За столом из слоновой кости расположились двенадцать гостей, таким образом, что каждому из них можно было видеть амфитриона со своего места. Цезарь был во всей своей славе. Гирлянда из белых роз окаймляла его бледное и опухшее лицо, придавая ему болезненный отпечаток. Черты его лица некогда были красивы и изящны, и в них можно было прочитать ум, энергию и живость. Теперь глаза его казались потухшими, и под ними из выцветшей кожи образовались мешки; челюсти сделались огромными и неуклюжими и придавали выражение идиотской чувственности всему его лицу, прояснявшемуся только при появлении любимого блюда или при запахе редкого вина.
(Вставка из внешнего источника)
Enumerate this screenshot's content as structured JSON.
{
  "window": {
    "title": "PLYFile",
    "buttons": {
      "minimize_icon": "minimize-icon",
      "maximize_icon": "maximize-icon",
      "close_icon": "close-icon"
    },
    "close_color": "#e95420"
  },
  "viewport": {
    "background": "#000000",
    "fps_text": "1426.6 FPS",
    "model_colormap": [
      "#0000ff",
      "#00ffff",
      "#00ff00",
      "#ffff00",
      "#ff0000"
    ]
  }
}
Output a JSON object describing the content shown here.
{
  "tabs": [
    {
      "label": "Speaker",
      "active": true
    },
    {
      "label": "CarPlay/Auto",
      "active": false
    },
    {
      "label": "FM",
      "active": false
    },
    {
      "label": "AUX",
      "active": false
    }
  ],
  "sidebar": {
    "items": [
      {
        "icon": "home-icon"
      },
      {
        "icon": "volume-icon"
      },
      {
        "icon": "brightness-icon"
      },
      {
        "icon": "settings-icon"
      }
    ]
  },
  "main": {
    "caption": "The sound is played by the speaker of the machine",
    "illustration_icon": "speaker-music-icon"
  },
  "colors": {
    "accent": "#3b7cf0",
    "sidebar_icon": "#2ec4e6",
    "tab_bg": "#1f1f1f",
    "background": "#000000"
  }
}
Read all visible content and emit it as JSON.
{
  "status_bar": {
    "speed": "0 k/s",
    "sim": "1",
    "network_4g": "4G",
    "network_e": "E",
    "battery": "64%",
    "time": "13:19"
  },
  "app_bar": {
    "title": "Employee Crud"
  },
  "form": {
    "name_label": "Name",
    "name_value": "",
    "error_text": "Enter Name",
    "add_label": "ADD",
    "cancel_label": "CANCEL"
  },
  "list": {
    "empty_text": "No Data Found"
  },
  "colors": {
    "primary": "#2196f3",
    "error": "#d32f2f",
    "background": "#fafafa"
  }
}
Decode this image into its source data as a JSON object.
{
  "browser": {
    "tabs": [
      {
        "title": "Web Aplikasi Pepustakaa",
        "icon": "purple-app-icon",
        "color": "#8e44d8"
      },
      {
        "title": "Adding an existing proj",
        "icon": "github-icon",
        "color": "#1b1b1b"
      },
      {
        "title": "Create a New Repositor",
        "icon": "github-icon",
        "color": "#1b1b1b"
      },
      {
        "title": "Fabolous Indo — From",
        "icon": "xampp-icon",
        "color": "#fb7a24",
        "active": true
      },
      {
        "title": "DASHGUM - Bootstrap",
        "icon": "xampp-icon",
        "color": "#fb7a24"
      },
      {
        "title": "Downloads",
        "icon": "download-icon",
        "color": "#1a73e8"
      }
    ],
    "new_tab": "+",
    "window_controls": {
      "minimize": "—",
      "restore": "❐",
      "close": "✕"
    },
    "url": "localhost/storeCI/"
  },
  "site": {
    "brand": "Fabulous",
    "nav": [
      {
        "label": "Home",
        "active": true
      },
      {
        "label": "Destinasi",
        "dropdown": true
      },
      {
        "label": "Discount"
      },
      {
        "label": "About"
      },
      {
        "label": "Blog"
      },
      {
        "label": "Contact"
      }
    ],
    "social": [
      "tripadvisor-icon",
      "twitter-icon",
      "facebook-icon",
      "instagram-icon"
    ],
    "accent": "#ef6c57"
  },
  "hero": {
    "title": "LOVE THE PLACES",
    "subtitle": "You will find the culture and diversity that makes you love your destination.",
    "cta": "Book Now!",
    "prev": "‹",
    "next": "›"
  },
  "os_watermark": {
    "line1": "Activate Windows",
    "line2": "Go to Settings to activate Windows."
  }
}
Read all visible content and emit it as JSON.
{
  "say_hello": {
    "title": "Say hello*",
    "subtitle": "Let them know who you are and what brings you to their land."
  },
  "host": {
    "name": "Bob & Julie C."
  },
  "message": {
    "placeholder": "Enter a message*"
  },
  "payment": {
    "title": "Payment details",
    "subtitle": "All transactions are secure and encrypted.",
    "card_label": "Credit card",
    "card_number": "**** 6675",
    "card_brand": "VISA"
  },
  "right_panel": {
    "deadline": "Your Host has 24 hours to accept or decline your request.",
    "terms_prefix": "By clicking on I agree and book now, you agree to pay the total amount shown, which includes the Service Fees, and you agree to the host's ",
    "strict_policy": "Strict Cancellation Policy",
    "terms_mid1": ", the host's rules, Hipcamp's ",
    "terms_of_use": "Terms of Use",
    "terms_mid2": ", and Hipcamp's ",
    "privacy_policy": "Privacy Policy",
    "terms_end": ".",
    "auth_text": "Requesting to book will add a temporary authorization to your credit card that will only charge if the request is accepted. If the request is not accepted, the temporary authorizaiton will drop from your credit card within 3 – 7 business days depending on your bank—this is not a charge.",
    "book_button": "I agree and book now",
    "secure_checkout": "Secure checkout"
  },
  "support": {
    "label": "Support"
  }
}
В этот момент с грубой и прожорливой жадностью свиньи он был углублен в свое занятие и, опираясь на дряблую руку всем своим огромным туловищем, облеченным в очень широкую белую одежду, другой рукой пожирал горький салат, соленые селедки и анчоусы. Эти и другие возбудительные средства всегда подавались в Риме при первой смене блюд, с целью возбудить аппетит, который должна была удовлетворить остальная часть обеда. От времени до времени он окидывал взглядом всю свою обширную залу и всматривался в мраморные столбы, багряные обои, переполненные плодами и цветами вазы, сверкающие кубки, бокалы и блюда из полированного золота, как будто ожидая и боясь, чтобы кто-нибудь его не ударил. Но этот беспокойный взгляд немедленно падал на стол, и властелин снова погружался в наслаждение своим любимым занятием.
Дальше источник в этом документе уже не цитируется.